The Curse of the Irish Changeling

A Changeling - The Irish Place
A Changeling

The word faery conjures up images of kindly small spirits, in tune with nature and practising benevolent enchantments. However, throughout Ireland and many other lands there are many tales in folklore that refer to a rather darker side of the Faery Folk.

Capricious, wild and sometimes cruel, faeries were also capable of casting a more unwelcome enchantment upon humans – that of the changeling.

Changeling Motives for Mischief

Put simply, a changeling is where a human is taken back to the land of the faeries and a substitute left in their place.

This most commonly occurs with babies, as they are said to be particularly highly prized. The replacement would typically be one of three things. Usually a sickly faery baby or a senile older faery would be left in the place of the stolen child. Alternatively, the baby might be replaced with an enchanted log, known as a stock, which would take the appearance of the child but would wither and die shortly after.

Faery births are reportedly not only quite rare but can be extremely hazardous, so a healthy live infant is not always guaranteed, prompting faeries to steal human children instead.

Faeries are not only extremely beautiful themselves but value beauty in other things. Were a child to be born to them that was deformed or sickly, it would likely be cast out and replaced with a more appealing one.

They are also said to sometimes take babies in order to feed from their human milk, which they find sweeter and more nourishing than their own. It is much rarer for an adult to be apparently substituted by a faery replacement, although the notorious Bridget Cleary case was one famous exception.

However, it is believed that sometimes human adults will be taken in order to introduce new blood to the Fae race and make it stronger and healthier.

Protective Charms Against Changelings and Faeries

Since faeries are drawn to beautiful things, it is crucial to avoid attracting their attention by complimenting a particular bonny baby. Anyone paying too much attention to a baby, known as overlooking, might be regarded as having suspicious motives and possibly eyeing it up ready for a substitution.

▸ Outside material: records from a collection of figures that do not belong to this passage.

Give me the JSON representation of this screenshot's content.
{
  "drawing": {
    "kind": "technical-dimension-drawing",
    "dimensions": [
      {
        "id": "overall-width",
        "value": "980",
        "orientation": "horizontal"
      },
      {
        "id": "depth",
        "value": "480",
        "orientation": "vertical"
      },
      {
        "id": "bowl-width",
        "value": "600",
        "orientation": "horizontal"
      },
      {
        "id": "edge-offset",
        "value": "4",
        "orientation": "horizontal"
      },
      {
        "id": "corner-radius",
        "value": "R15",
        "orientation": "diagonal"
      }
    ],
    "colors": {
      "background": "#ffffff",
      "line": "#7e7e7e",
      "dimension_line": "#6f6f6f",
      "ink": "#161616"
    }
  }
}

Similarly, paying too many compliments to an attractive man or woman will attract unwarranted attention, as the faeries will want to see what makes them so appealing. Faeries are supposed to be frightened away by iron, so keeping some of this close at hand will prevent them from getting too near.

This is why so many homes in years gone by had a horseshoe nailed to the wall or door and why they are regarded as lucky. Knives and irons from the fire placed near the cradle should also help protect the child, provided they don’t actually get their hands on them. Having the child baptised and placing a cross near the head of the bed were also said to help keep the faery folk away.

How to Spot an Imposter

Although the substitution might initially be difficult to spot, over time there may be clear signs that there is an imposter in the home. A faery baby will be sickly and possibly deformed or with a birthmark.

They are extremely difficult to settle and have a high-pitched wail of a cry that is almost intolerable. Some may have teeth or even long sharp nails. They are greedy, seldom satiated by milk but often taking food from others. As they grow older they will be wilful and bad-tempered, prone to fierce outbursts of rage or periods of aloofness around others.

Many will die young, but those that reach adulthood may exhibit signs of madness. Additionally, any household unlucky enough to be cursed in this way will have nothing but poor luck until the real baby or adult is safely returned home.

There are a number of other tests that can be carried out to see if a substitution has been made, many of which are fairly brutal. Submerging the child or adult in water for extended periods of time will supposedly force the faery to show its true self. Holding them over a fire or branding them with a poker can also apparently have the same effect, as the mischievous spirit will escape the host body via the chimney.

Is There Any Remedy?

If it is believed that a substitution has been made, then forcing the imposter to reveal itself is the only way to ensure the safe return of the stolen loved one. Apparently they are confused by eggshells, so serving food in these will cause them to laugh out loud, speak their true name and age and thus give away their real identity.

They are also said to love music and are unable to resist playing if instruments are left near them, again showing their true nature and leading to the captive’s release. If the faery baby is treated kindly by its human family, it is believed that sometimes it will be switched back as a reward. However, most tales have a rather less happy ending.

This was particularly the case for Bridget Cleary, a young woman murdered in 1895 by her husband and family. She fell ill after a walk and was diagnosed as having bronchitis by her local doctor. However, the village Seanachie, or storyteller, pronounced her to be a changeling. He and her husband subjected her to several days of torture, including forcing her to drink vile herbal concoctions, covering her in urine, beating her and holding her near the fire, aided by several members of her family.

She was eventually burned to death in what became known as one of the most notorious faery murders in Irish history. At his trial her husband Michael Cleary was convicted of manslaughter as opposed to murder after claiming the woman he had burned was not his wife but a faery imposter.

Modern Explanation

In a modern context there may be many reasons to explain why some children fail to thrive, such as genetic defects or sudden infant death syndrome. However, the notion of faery substitution is a powerful one that has even been used as a defence for killing in so-called faery murders such as that of Bridget Cleary.

Whatever the reality, there is no doubt that the idea of the changeling remains one of the most sinister in Irish folklore.